The avida system differs from tiera in its general arrangement, in that all of the putative programs in tiera share one linear address space, but in avida they are like distinct organisms, and can have a spatial distribution. This allows spatial phenomena in avida, such as diffusion and waves of change across the population. The avida software allows the user to set up experiments with control of the instruction set, or “chemistry”, and of such things as the “mother” replicators installed, the mutation rate and the type of mutations allowed. The viability of a program type is determined partly by its rate of reproduction, but is also influenced by a user‐specified “fitness landscape”. Needless to say, the package includes comprehensive facilities for collecting and processing data from the runs.

Besides introducing the avida system, and providing an Appendix that is a users’ manual, the book deals with theoretical approaches that allow analysis of the results and comparison with those on true biological systems.
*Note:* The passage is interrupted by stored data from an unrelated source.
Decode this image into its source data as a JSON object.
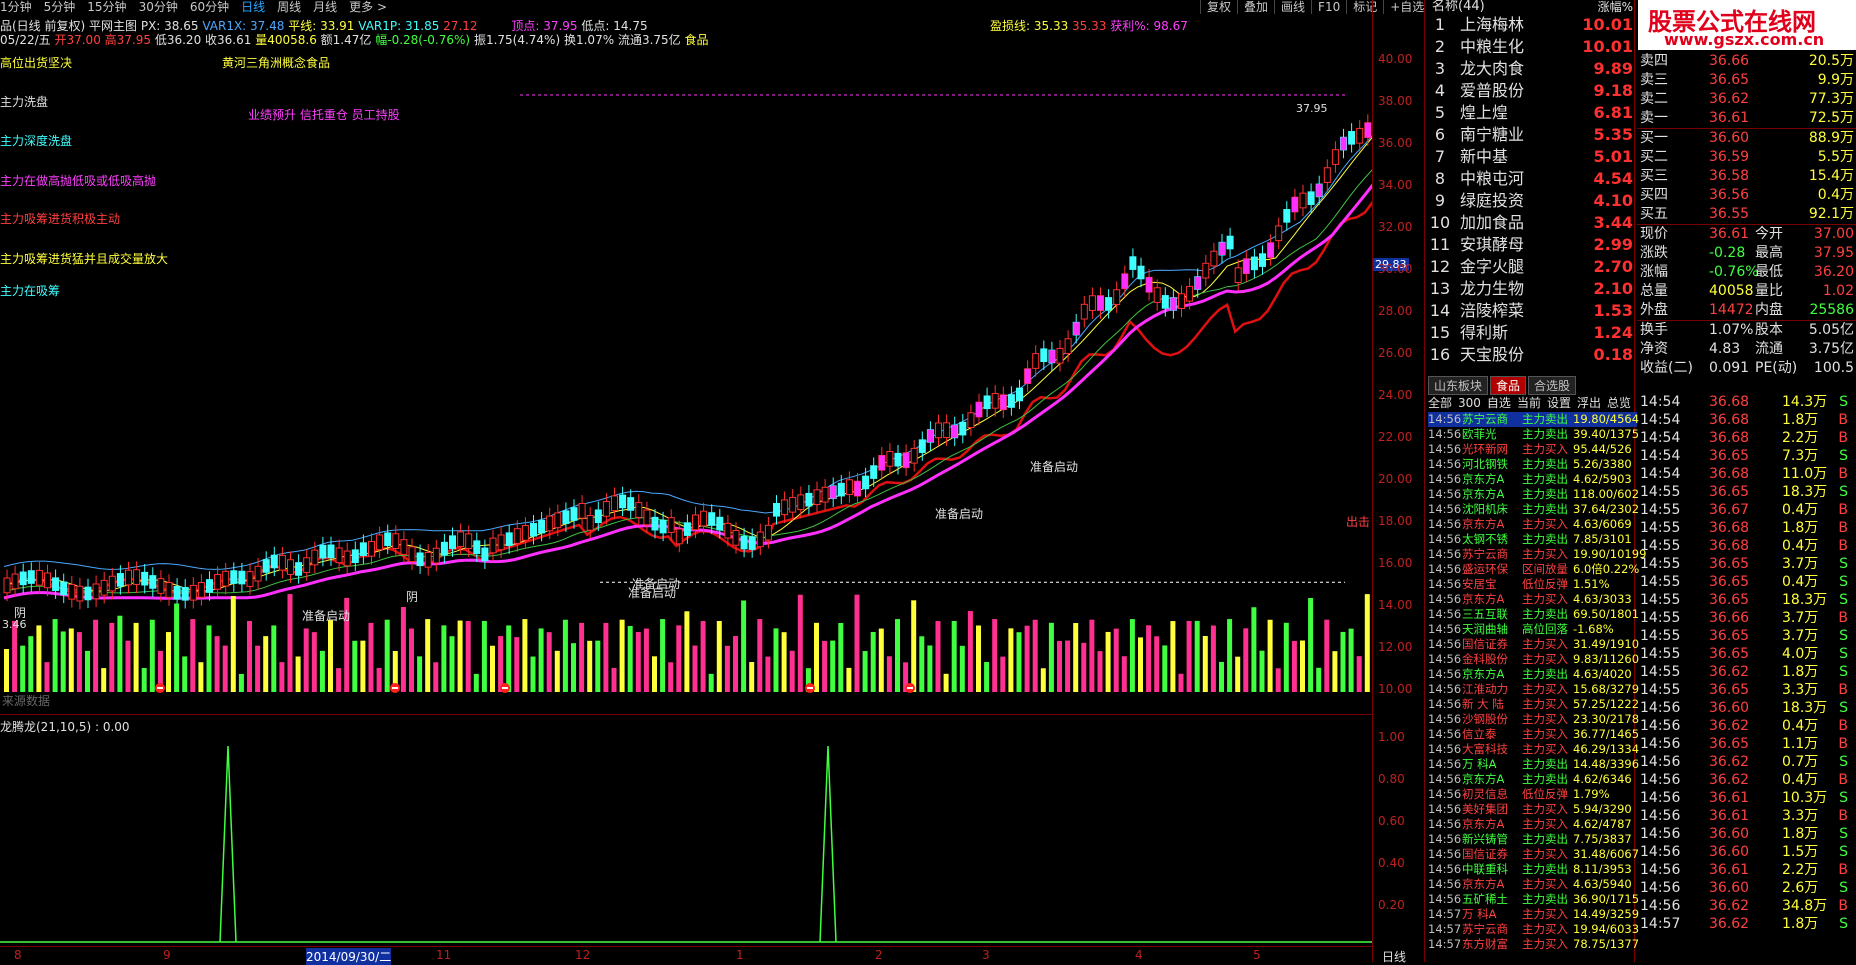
{
  "topbar": {
    "periods": [
      "1分钟",
      "5分钟",
      "15分钟",
      "30分钟",
      "60分钟",
      "日线",
      "周线",
      "月线",
      "更多 >"
    ],
    "active": "日线"
  },
  "toolbar": [
    "复权",
    "叠加",
    "画线",
    "F10",
    "标记",
    "+自选"
  ],
  "row1": {
    "title": "品(日线 前复权) 平网主图",
    "px": "PX: 38.65",
    "var1x": "VAR1X: 37.48",
    "pingxian": "平线: 33.91",
    "var1p": "VAR1P: 31.85",
    "v2712": "27.12",
    "dingdian": "顶点: 37.95",
    "didian": "低点: 14.75",
    "yingkuxian": "盈损线: 35.33",
    "v3533": "35.33",
    "yingli": "获利%: 98.67"
  },
  "row2": {
    "date": "05/22/五",
    "open": "开37.00",
    "high": "高37.95",
    "low": "低36.20",
    "close": "收36.61",
    "vol": "量40058.6",
    "amt": "额1.47亿",
    "chg": "幅-0.28(-0.76%)",
    "amp": "振1.75(4.74%)",
    "turn": "换1.07%",
    "float": "流通3.75亿",
    "ind": "食品"
  },
  "signals": [
    "高位出货坚决",
    "主力洗盘",
    "主力深度洗盘",
    "主力在做高抛低吸或低吸高抛",
    "主力吸筹进货积极主动",
    "主力吸筹进货猛并且成交量放大",
    "主力在吸筹"
  ],
  "concept": "黄河三角洲概念食品",
  "note": "业绩预升 信托重仓 员工持股",
  "labels": {
    "price3795": "37.95",
    "price2983": "29.83",
    "out": "出击",
    "start": "准备启动",
    "yin": "阴",
    "indicator": "龙腾龙(21,10,5) : 0.00",
    "sub": "来源数据",
    "price346": "3.46",
    "date": "2014/09/30/二",
    "daytab": "日线"
  },
  "price_axis": [
    "40.00",
    "38.00",
    "36.00",
    "34.00",
    "32.00",
    "30.00",
    "28.00",
    "26.00",
    "24.00",
    "22.00",
    "20.00",
    "18.00",
    "16.00",
    "14.00",
    "12.00",
    "10.00"
  ],
  "ind_axis": [
    "1.00",
    "0.80",
    "0.60",
    "0.40",
    "0.20"
  ],
  "x_months": [
    "8",
    "9",
    "2014/09/30/二",
    "11",
    "12",
    "1",
    "2",
    "3",
    "4",
    "5"
  ],
  "ranklist": {
    "header_name": "名称(44)",
    "header_val": "涨幅%",
    "items": [
      {
        "n": "1",
        "name": "上海梅林",
        "v": "10.01"
      },
      {
        "n": "2",
        "name": "中粮生化",
        "v": "10.01"
      },
      {
        "n": "3",
        "name": "龙大肉食",
        "v": "9.89"
      },
      {
        "n": "4",
        "name": "爱普股份",
        "v": "9.18"
      },
      {
        "n": "5",
        "name": "煌上煌",
        "v": "6.81"
      },
      {
        "n": "6",
        "name": "南宁糖业",
        "v": "5.35"
      },
      {
        "n": "7",
        "name": "新中基",
        "v": "5.01"
      },
      {
        "n": "8",
        "name": "中粮屯河",
        "v": "4.54"
      },
      {
        "n": "9",
        "name": "绿庭投资",
        "v": "4.10"
      },
      {
        "n": "10",
        "name": "加加食品",
        "v": "3.44"
      },
      {
        "n": "11",
        "name": "安琪酵母",
        "v": "2.99"
      },
      {
        "n": "12",
        "name": "金字火腿",
        "v": "2.70"
      },
      {
        "n": "13",
        "name": "龙力生物",
        "v": "2.10"
      },
      {
        "n": "14",
        "name": "涪陵榨菜",
        "v": "1.53"
      },
      {
        "n": "15",
        "name": "得利斯",
        "v": "1.24"
      },
      {
        "n": "16",
        "name": "天宝股份",
        "v": "0.18"
      }
    ]
  },
  "watermark": {
    "t1": "股票公式在线网",
    "t2": "www.gszx.com.cn"
  },
  "book": [
    {
      "l": "卖四",
      "p": "36.66",
      "q": "20.5万"
    },
    {
      "l": "卖三",
      "p": "36.65",
      "q": "9.9万"
    },
    {
      "l": "卖二",
      "p": "36.62",
      "q": "77.3万"
    },
    {
      "l": "卖一",
      "p": "36.61",
      "q": "72.5万"
    },
    {
      "l": "买一",
      "p": "36.60",
      "q": "88.9万"
    },
    {
      "l": "买二",
      "p": "36.59",
      "q": "5.5万"
    },
    {
      "l": "买三",
      "p": "36.58",
      "q": "15.4万"
    },
    {
      "l": "买四",
      "p": "36.56",
      "q": "0.4万"
    },
    {
      "l": "买五",
      "p": "36.55",
      "q": "92.1万"
    }
  ],
  "quote": [
    {
      "a": "现价",
      "b": "36.61",
      "c": "今开",
      "d": "37.00"
    },
    {
      "a": "涨跌",
      "b": "-0.28",
      "c": "最高",
      "d": "37.95"
    },
    {
      "a": "涨幅",
      "b": "-0.76%",
      "c": "最低",
      "d": "36.20"
    },
    {
      "a": "总量",
      "b": "40058",
      "c": "量比",
      "d": "1.02"
    },
    {
      "a": "外盘",
      "b": "14472",
      "c": "内盘",
      "d": "25586"
    },
    {
      "a": "换手",
      "b": "1.07%",
      "c": "股本",
      "d": "5.05亿"
    },
    {
      "a": "净资",
      "b": "4.83",
      "c": "流通",
      "d": "3.75亿"
    },
    {
      "a": "收益(二)",
      "b": "0.091",
      "c": "PE(动)",
      "d": "100.5"
    }
  ],
  "tabs": [
    "山东板块",
    "食品",
    "合选股"
  ],
  "subtabs": [
    "全部",
    "300",
    "自选",
    "当前",
    "设置",
    "浮出",
    "总览"
  ],
  "news": [
    [
      "14:56",
      "苏宁云商",
      "主力卖出",
      "19.80/4564"
    ],
    [
      "14:56",
      "欧菲光",
      "主力卖出",
      "39.40/1375"
    ],
    [
      "14:56",
      "光环新网",
      "主力买入",
      "95.44/526"
    ],
    [
      "14:56",
      "河北钢铁",
      "主力卖出",
      "5.26/3380"
    ],
    [
      "14:56",
      "京东方A",
      "主力卖出",
      "4.62/5903"
    ],
    [
      "14:56",
      "京东方A",
      "主力卖出",
      "118.00/602"
    ],
    [
      "14:56",
      "沈阳机床",
      "主力卖出",
      "37.64/2302"
    ],
    [
      "14:56",
      "京东方A",
      "主力买入",
      "4.63/6069"
    ],
    [
      "14:56",
      "太钢不锈",
      "主力卖出",
      "7.85/3101"
    ],
    [
      "14:56",
      "苏宁云商",
      "主力买入",
      "19.90/10199"
    ],
    [
      "14:56",
      "盛运环保",
      "区间放量",
      "6.0倍0.22%"
    ],
    [
      "14:56",
      "安居宝",
      "低位反弹",
      "1.51%"
    ],
    [
      "14:56",
      "京东方A",
      "主力买入",
      "4.63/3033"
    ],
    [
      "14:56",
      "三五互联",
      "主力卖出",
      "69.50/1801"
    ],
    [
      "14:56",
      "天润曲轴",
      "高位回落",
      "-1.68%"
    ],
    [
      "14:56",
      "国信证券",
      "主力买入",
      "31.49/1910"
    ],
    [
      "14:56",
      "金科股份",
      "主力买入",
      "9.83/11260"
    ],
    [
      "14:56",
      "京东方A",
      "主力卖出",
      "4.63/4020"
    ],
    [
      "14:56",
      "江淮动力",
      "主力买入",
      "15.68/3279"
    ],
    [
      "14:56",
      "新 大 陆",
      "主力买入",
      "57.25/1222"
    ],
    [
      "14:56",
      "沙钢股份",
      "主力买入",
      "23.30/2178"
    ],
    [
      "14:56",
      "信立泰",
      "主力买入",
      "36.77/1465"
    ],
    [
      "14:56",
      "大富科技",
      "主力买入",
      "46.29/1334"
    ],
    [
      "14:56",
      "万 科A",
      "主力卖出",
      "14.48/3396"
    ],
    [
      "14:56",
      "京东方A",
      "主力卖出",
      "4.62/6346"
    ],
    [
      "14:56",
      "初灵信息",
      "低位反弹",
      "1.79%"
    ],
    [
      "14:56",
      "美好集团",
      "主力买入",
      "5.94/3290"
    ],
    [
      "14:56",
      "京东方A",
      "主力买入",
      "4.62/4787"
    ],
    [
      "14:56",
      "新兴铸管",
      "主力卖出",
      "7.75/3837"
    ],
    [
      "14:56",
      "国信证券",
      "主力买入",
      "31.48/6067"
    ],
    [
      "14:56",
      "中联重科",
      "主力卖出",
      "8.11/3953"
    ],
    [
      "14:56",
      "京东方A",
      "主力买入",
      "4.63/5940"
    ],
    [
      "14:56",
      "五矿稀土",
      "主力卖出",
      "36.90/1715"
    ],
    [
      "14:57",
      "万 科A",
      "主力买入",
      "14.49/3259"
    ],
    [
      "14:57",
      "苏宁云商",
      "主力买入",
      "19.94/6033"
    ],
    [
      "14:57",
      "东方财富",
      "主力买入",
      "78.75/1377"
    ]
  ],
  "ticks": [
    [
      "14:54",
      "36.68",
      "14.3万",
      "S"
    ],
    [
      "14:54",
      "36.68",
      "1.8万",
      "B"
    ],
    [
      "14:54",
      "36.68",
      "2.2万",
      "B"
    ],
    [
      "14:54",
      "36.65",
      "7.3万",
      "S"
    ],
    [
      "14:54",
      "36.68",
      "11.0万",
      "B"
    ],
    [
      "14:55",
      "36.65",
      "18.3万",
      "S"
    ],
    [
      "14:55",
      "36.67",
      "0.4万",
      "B"
    ],
    [
      "14:55",
      "36.68",
      "1.8万",
      "B"
    ],
    [
      "14:55",
      "36.68",
      "0.4万",
      "B"
    ],
    [
      "14:55",
      "36.65",
      "3.7万",
      "S"
    ],
    [
      "14:55",
      "36.65",
      "0.4万",
      "S"
    ],
    [
      "14:55",
      "36.65",
      "18.3万",
      "S"
    ],
    [
      "14:55",
      "36.66",
      "3.7万",
      "B"
    ],
    [
      "14:55",
      "36.65",
      "3.7万",
      "S"
    ],
    [
      "14:55",
      "36.65",
      "4.0万",
      "S"
    ],
    [
      "14:55",
      "36.62",
      "1.8万",
      "S"
    ],
    [
      "14:55",
      "36.65",
      "3.3万",
      "B"
    ],
    [
      "14:56",
      "36.60",
      "18.3万",
      "S"
    ],
    [
      "14:56",
      "36.62",
      "0.4万",
      "B"
    ],
    [
      "14:56",
      "36.65",
      "1.1万",
      "B"
    ],
    [
      "14:56",
      "36.62",
      "0.7万",
      "S"
    ],
    [
      "14:56",
      "36.62",
      "0.4万",
      "B"
    ],
    [
      "14:56",
      "36.61",
      "10.3万",
      "S"
    ],
    [
      "14:56",
      "36.61",
      "3.3万",
      "B"
    ],
    [
      "14:56",
      "36.60",
      "1.8万",
      "S"
    ],
    [
      "14:56",
      "36.60",
      "1.5万",
      "S"
    ],
    [
      "14:56",
      "36.61",
      "2.2万",
      "B"
    ],
    [
      "14:56",
      "36.60",
      "2.6万",
      "S"
    ],
    [
      "14:56",
      "36.62",
      "34.8万",
      "B"
    ],
    [
      "14:57",
      "36.62",
      "1.8万",
      "S"
    ]
  ]
}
One of these is Shannon’s Information Theory, where it is emphasised that the optimal communication between programs is not perfect uncorrupted transmission but transmission introducing the right amount of entropy.

Other connections with thermodynamics are developed in another chapter, and yet another discusses the spatial concept of percolation through a regular array of elements of which a subset is tagged in some way. The problem is to assess the probability of finding a path through adjacent tagged elements that links opposite faces of the array. In one dimension the problem is trivial as the path is only formed if all elements are tagged, but there is a challenging problem when two or more dimensions are considered. The theory is shown to be relevant to analysis of evolutionary processes.

A type of behaviour that can be observed in evolving systems, living or artificial, is described as “self‐organisation to criticality”, in which a succession of epochs of self‐organisation reach a kind of stagnation and crumble away. In a later chapter it is argued that particularly interesting adaptation occurs when the population is close to an error catastrophe, which happens when a code string is likely to be mutated before it generates a copy of itself. These phenomena are related to phase transitions in physics and to analysis associated with the “hypercycle” theories of Eigen and Schuster.

The software on the CD‐ROM allows avida to be installed under Windows 95 or NT, or on a UNIX system. The software can be reproduced and shared freely, provided that it is not for profit, and it can also be obtained (even without buying the book) by downloading from a Web page whose address is given on page 322. The version available from the Web page will be updated.

The reader is invited to register his interest by returning a postcard to the TELOS organisation, so as to receive updating information, particularly since the field is described as fast‐moving. The Website from which the software can be downloaded is also part of TELOS, which is an imprint of Springer‐Verlag specialising in publications that “wed the traditional print medium with the emerging new electronic media”.

It is easy to feel swamped by the deluge of persuasive theorising in the book, but it gives a good and readable introduction to this important topic, with the invitation to run the software and so to get hands‐on experience and possibly contribute fresh findings.